Prendre soin de sa joie serait l’une des conditions d’un bonheur intérieur durable. Il serait également  primordial de connaître nos besoins et de faire le tri dans nos pensées, car notre mental est puissant.  80 000  pensées nous traversent ,parfois à notre insu, chaque jour. Faut-il toutes les retenir ? Dans son livre, Patricia Delahaie évoque le cas de Zinédine qui explique comment il essaie au quotidien de ne pas se laisser dominer par ses pensées. Maîtriser son monologue intérieur en n’accordant pas autant d’importance à la voix qui dénigre, qui râle, qui voit tout en noir demande une certaine discipline. C’est vrai. Mais c’est une manière de ne pas abdiquer, de continuer à avancer. Pour Patricia Delahaie, garder le moral signifierait donc avant tout  » ne pas se décourager de vivre « . Qu’est-ce qui nous donne envie de vivre ? Voilà la question qui mériterait d’être posée plus souvent. Les réponses se cachent dans les profondeurs de notre âme, cet oasis où nous irons puiser nos forces lorsque nous traverserons des déserts.

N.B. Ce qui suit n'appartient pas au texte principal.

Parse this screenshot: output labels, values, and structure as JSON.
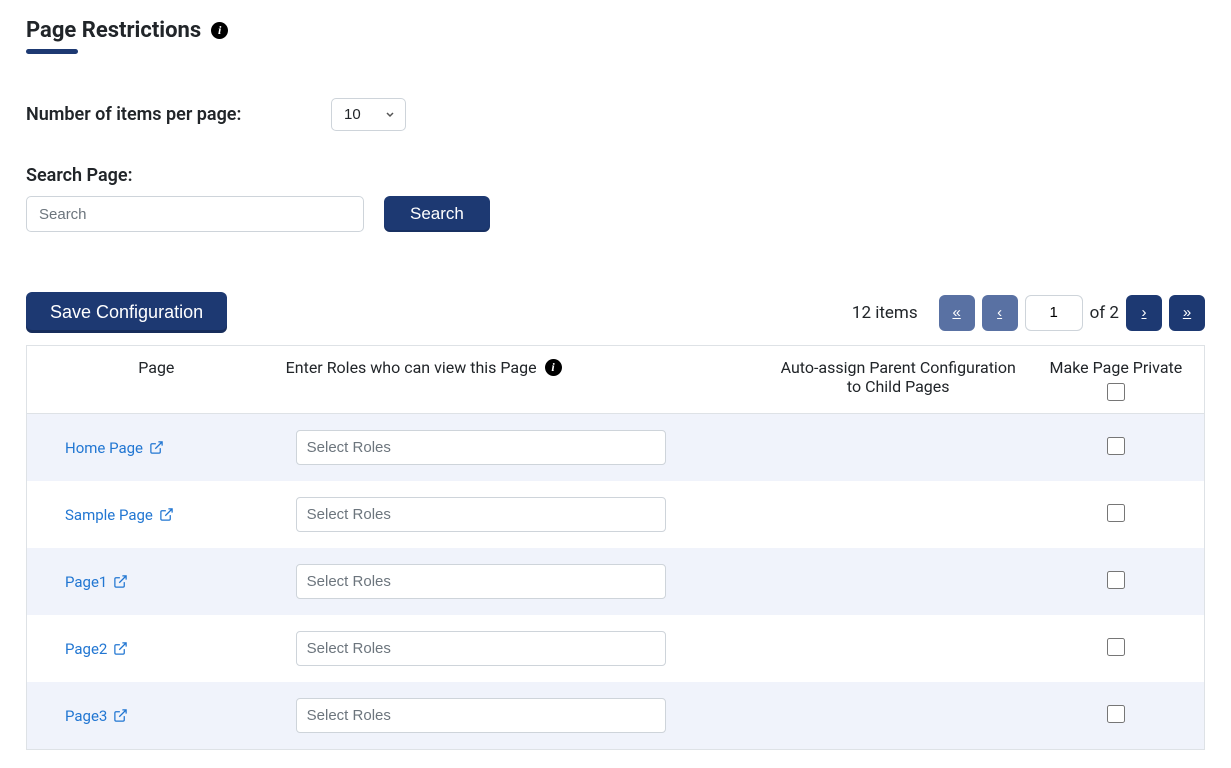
{
  "header": {
    "title": "Page Restrictions"
  },
  "controls": {
    "perPageLabel": "Number of items per page:",
    "perPageValue": "10",
    "searchLabel": "Search Page:",
    "searchPlaceholder": "Search",
    "searchButton": "Search"
  },
  "actions": {
    "saveButton": "Save Configuration"
  },
  "pagination": {
    "itemsText": "12 items",
    "currentPage": "1",
    "ofText": "of 2"
  },
  "table": {
    "headers": {
      "page": "Page",
      "roles": "Enter Roles who can view this Page",
      "autoAssign": "Auto-assign Parent Configuration to Child Pages",
      "makePrivate": "Make Page Private"
    },
    "rolesPlaceholder": "Select Roles",
    "rows": [
      {
        "name": "Home Page"
      },
      {
        "name": "Sample Page"
      },
      {
        "name": "Page1"
      },
      {
        "name": "Page2"
      },
      {
        "name": "Page3"
      }
    ]
  }
}
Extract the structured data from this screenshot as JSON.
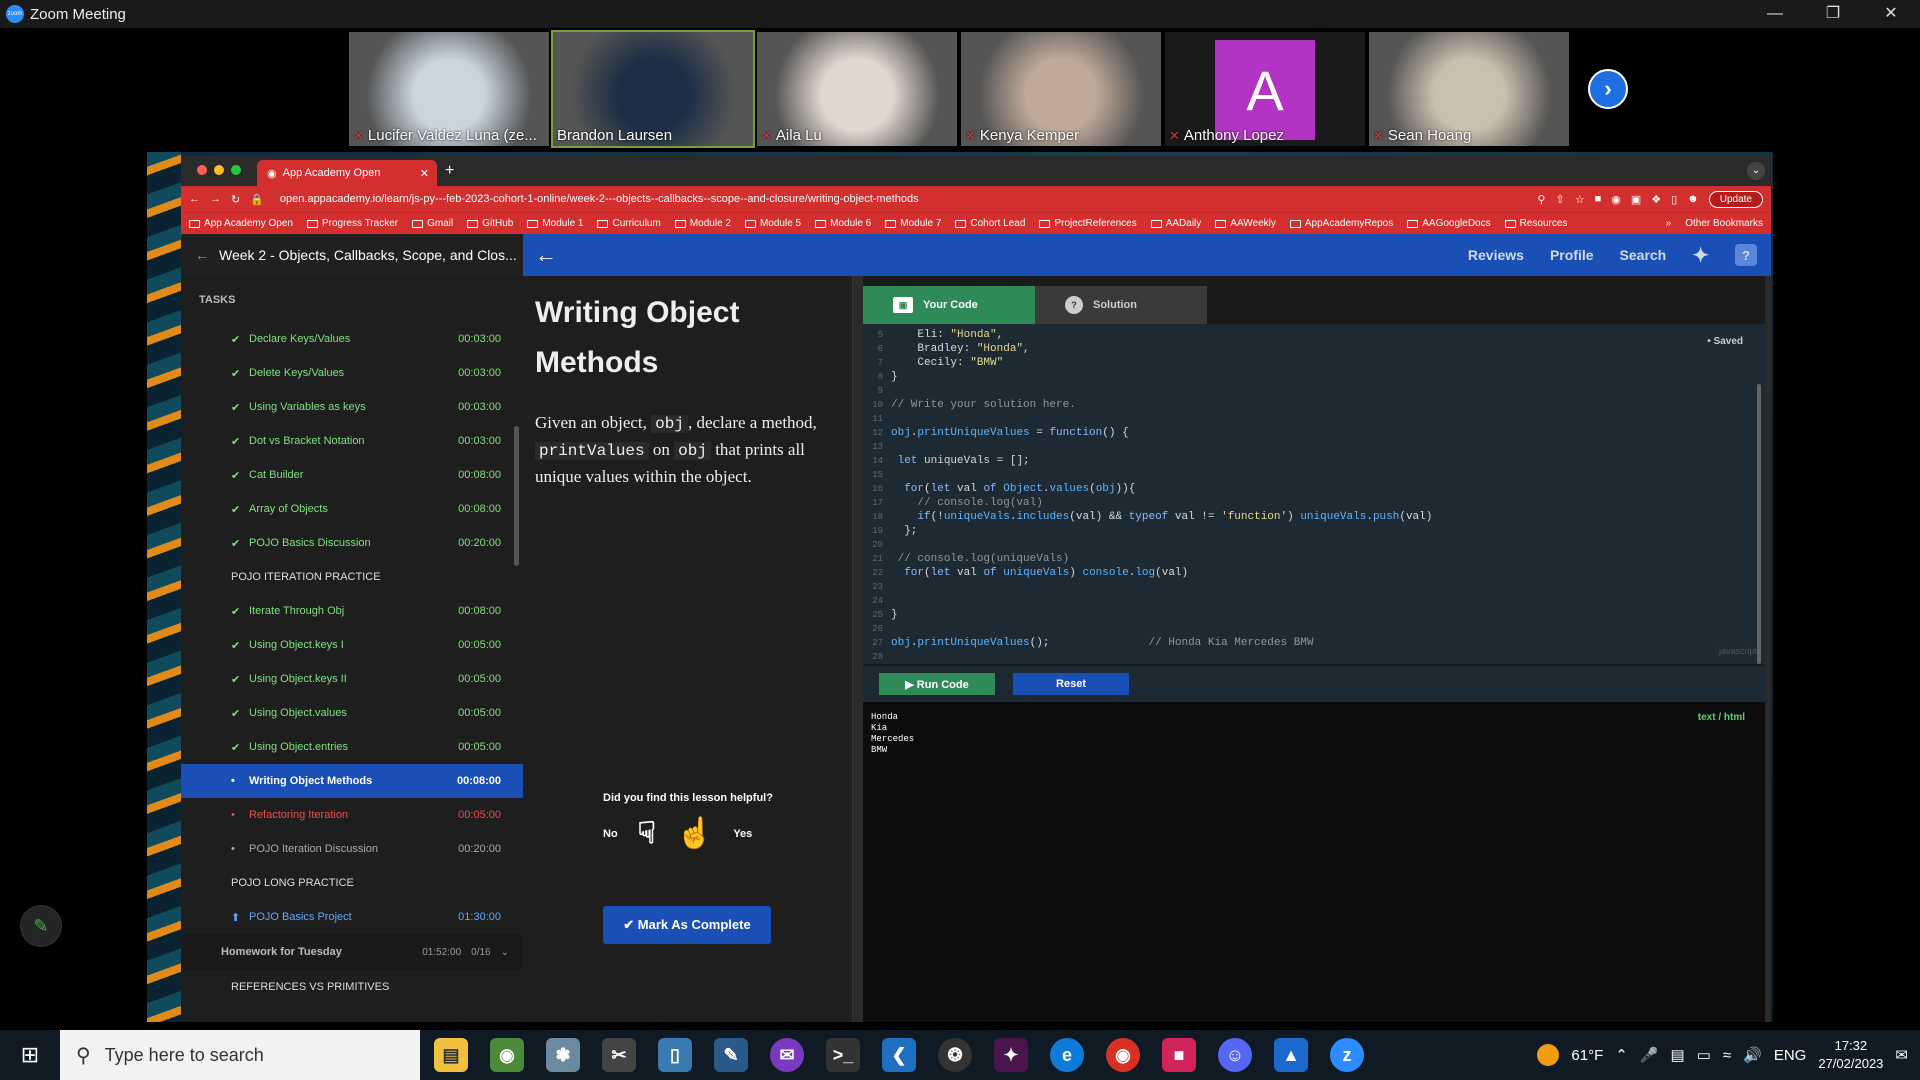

Patricia Delahaie avoue que l’écriture de ce livre l’a transformée. Elle m’explique qu’aujourd’hui, elle se laisse beaucoup moins démoraliser.  » Avant quand j’étais malheureuse, j’y croyais totalement. Maintenant au lieu de me dire que je suis malheureuse, je me dis que j’ai été contrariée par ceci ou cela. C’est très différent. Je me donne aussi beaucoup plus le droit d’éviter ce qui m’enfonce. C’est important de prendre soin de son moral. Si je ne prends pas soin de moi, qui va le faire ? »

Je retiens que prendre soin de soi est un devoir, un pacte que nous devons conclure avec nous-même au quotidien. Je retiens également que nos tempêtes intérieures ne sont que passagères, et que nous les traversons tous un jour où l’autre. Je retiens enfin qu’il est plus judicieux de regarder passer nos pensées avec le détachement d’un brin d’herbe. Nos pensées sont comme les nuages, elles ne font que courir dans le ciel. Où peuvent donc bien aller les nuages ? Ne finissent-ils pas par se dissoudre ?

C’est drôle le pouvoir des mots. Il me suffit d’écrire ces dernières lignes, et l’image d’un soleil jaune  comme une orange s’impose sous mes doigts et éclaire mon clavier. C’est sans doute le temps qu’il fera demain. Demain est un mot ensoleillé. Il est juteux de promesses. Mais il y a un autre mot plus fort encore. C’est « maintenant ». Maintenant. Je peux lui mettre du bleu, du jaune, de la nuit ou du jour. Maintenant je peux en faire ce que je veux, car au fond l’artiste de ma vie, c’est toujours moi, ici et maintenant.

Et vous ? A quoi ressemble votre soleil ? Qu’est-ce qui vous fait du bien ? Qu’est -ce qui vous remonte le moral ?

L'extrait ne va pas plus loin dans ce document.